Anthony Lewis will be remembered at the Kennedy Library in Boston on Monday evening. The time of tributes and obituaries has passed; this is the time of missing.
For about 15 years, Tony was a regular at a lunch group we started, just around the time Reagan was first elected. It was a moment when Boston-based writers and journalists felt that we were going into a kind of internal exile. Tony hardly missed a meeting; that's because, if he couldn't make it, we'd usually find another time.
Partly, of course, that was because he was the great veteran and carried the charisma of the Times. But the latter wore off after a while; and Tony's humility (which is distinct from modesty) made his presence a simpler pleasure than we younger writers could imagine at first. We wanted him there because our conversation needed a gyroscope. And in the months since his death, it's occurred to me often that he was that for his readers, too.

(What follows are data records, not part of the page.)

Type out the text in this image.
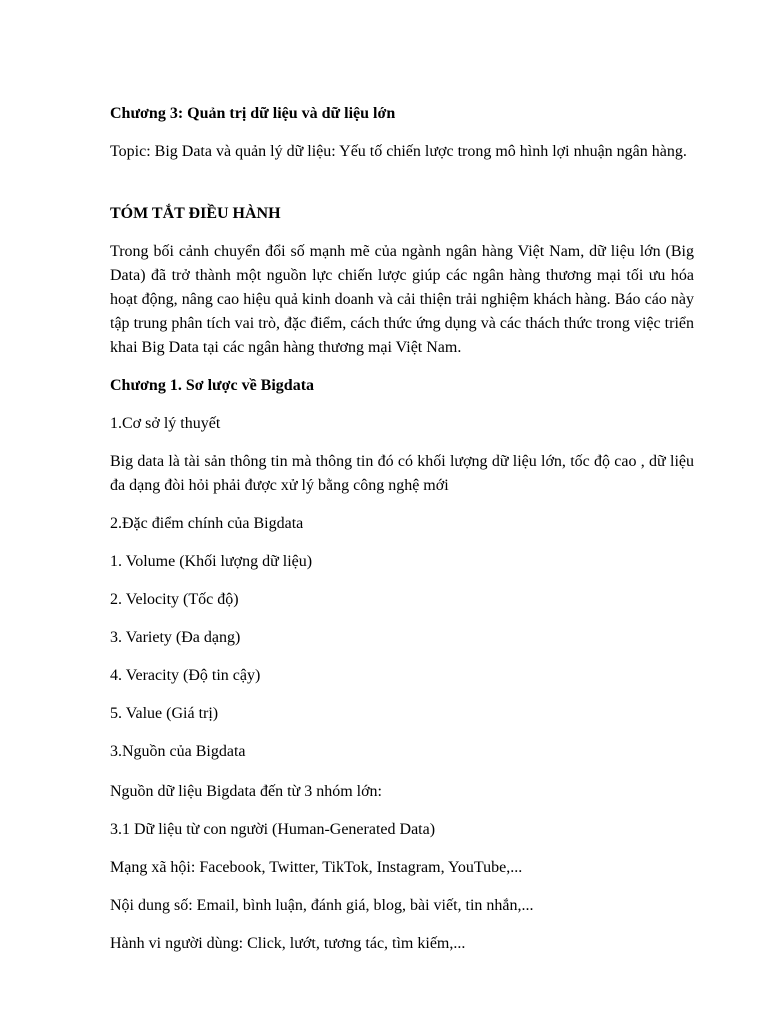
Chương 3: Quản trị dữ liệu và dữ liệu lớn

Topic: Big Data và quản lý dữ liệu: Yếu tố chiến lược trong mô hình lợi nhuận ngân hàng.

TÓM TẮT ĐIỀU HÀNH

Trong bối cảnh chuyển đổi số mạnh mẽ của ngành ngân hàng Việt Nam, dữ liệu lớn (Big Data) đã trở thành một nguồn lực chiến lược giúp các ngân hàng thương mại tối ưu hóa hoạt động, nâng cao hiệu quả kinh doanh và cải thiện trải nghiệm khách hàng. Báo cáo này tập trung phân tích vai trò, đặc điểm, cách thức ứng dụng và các thách thức trong việc triển khai Big Data tại các ngân hàng thương mại Việt Nam.

Chương 1. Sơ lược về Bigdata

1.Cơ sở lý thuyết

Big data là tài sản thông tin mà thông tin đó có khối lượng dữ liệu lớn, tốc độ cao , dữ liệu đa dạng đòi hỏi phải được xử lý bằng công nghệ mới

2.Đặc điểm chính của Bigdata

1. Volume (Khối lượng dữ liệu)

2. Velocity (Tốc độ)

3. Variety (Đa dạng)

4. Veracity (Độ tin cậy)

5. Value (Giá trị)

3.Nguồn của Bigdata

Nguồn dữ liệu Bigdata đến từ 3 nhóm lớn:

3.1 Dữ liệu từ con người (Human-Generated Data)

Mạng xã hội: Facebook, Twitter, TikTok, Instagram, YouTube,...

Nội dung số: Email, bình luận, đánh giá, blog, bài viết, tin nhắn,...

Hành vi người dùng: Click, lướt, tương tác, tìm kiếm,...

Tony was the writer you took for granted because his voice and temperament were so blended with America's foundational principles that you didn't really look to him for surprises. Rather, you looked to him for courage. If he was for it, no matter how fringe, then you could be. This mattered especially when the position was about Israel and fringe to American Jews, about which more in a moment.
I hasten to add that fringe was really not his style. He had the temperament of one who held things together because things fall apart: whatever was radical about his instincts intended politics to be brought ever closer to institutions and laws that promised stability: for family and privacy, for property (but not too much) and enlightenment. You felt that he wrote for Times readers because he could not write letters to Madison, his column a way to imagine the Federalist Papers up to date.
Enlightened liberalism, you see, entailed a certain courtesy, precision, evidence, reasoning. Wackiness (you didn't mention "Guys and Dolls" if you didn't want to change the subject) was for private spaces; public passion might be shown, but mainly in campaigns against those who would undermine the legal structures or cultural achievements out of which liberalism grows: campaigns against McCarthy, Communism, Jim Crow, Apartheid, empire, evangelical Reaganism.
And occupation. Tony sniffed out the illiberal drift of Israeli policy early on, especially when Yitzhak Rabin first took office in the spring of 1974, and it suddenly seemed clear that Golda Meir's petulant justifications for settlers and force had hardened into a consensus that outlasted her and the October War, portending the rise of a rightist bloc that would eventually put Israel's very existence at risk. In column after column, Tony implied but did not just say that applying the lessons of liberalism—rights, secularism, bourgeois moderation, etc.—to the Palestinian question would not only not compromise Israeli security but were the very things to make Israel resilient.
Among Palestinians, too, he sought out lawyers. For Tony, ordinary human rights meant political guile. That's because ordinary unfairness meant rage, rage meant cynicism about law, lawlessness meant violence, and being on the wrong side of indignation meant eventual defeat. Peace, Spinoza said, is not the absence of war but the presence of justice. He saw this in the South, in South Africa, in Europe. Israel was making a mistake that, when Tony wrote about it, could only be called "classical."
Going around the West Bank with Tony meant seeing things plain, from a kind of historical distance: the felt-tip pen writing, the flip-page notebook, quotes piling up. Then, that signature sighing smile that said, "This will be bad."
I hasten to add that, though Tony had a deep affinity for Israel, he had no particular knowledge of, or interest in, Hebrew culture. He'd come to your child's Bar Mitzvah, but his interest in synagogues seemed anthropological. But Israel was on his mind. At our lunch group, Israeli policy always got its due, usually because Tony brought the subject up. Why? I never really asked. There was, I assumed, something about Tony's generation of American Jewish liberals that kept Israel in its sights: the Holocaust, the kibbutz, the valiance and folk-songs, the euphoria of 1967. The country's fate was interesting.
But I think there was a peculiar kind of Jewish Americaness also in that fascination with constitutional law and legal exegesis. I often thought of Tony as a kind of secular Jew in the high sense, like Brandeis, or Louis Nizer, an original, responsible mind disciplined by a sense of working in a definite tradition; a man whose Torah was the constitution and Bill of Rights, and whose inspiration was prophetic—that is, a man who denounced injustices especially when the letter of the law got in the way of its (in this case) democratic spirit—and who poured his creative powers not into private art but public interpretation. No law was sacred, but the right to interpret law most certainly was.
Indeed, the law defined us: no bad apples, just bad barrels. Tony spent a good deal of time on foreign policy, but that could be misleading. His primary concern was, I think, how should a democracy behave in the world? How far can we go in understanding the strange other? That instinctive tolerance could get one into trouble. It could make you rationalize the likes of Robert Mugabe. But most of all, it made you decent, like Dr. Rieux in Camus's The Plague.
I like to think that, in another time and place, a person with Tony's sensibilities—his love of law and disgust with arbitrary power—would have been a Talmudist defying the Inquisition. Or at least he would have thought defying, elegant thoughts. For he also loved life itself, and would not have thrown it away in a hopeless show of resistance. In the absence of that love, what good is law?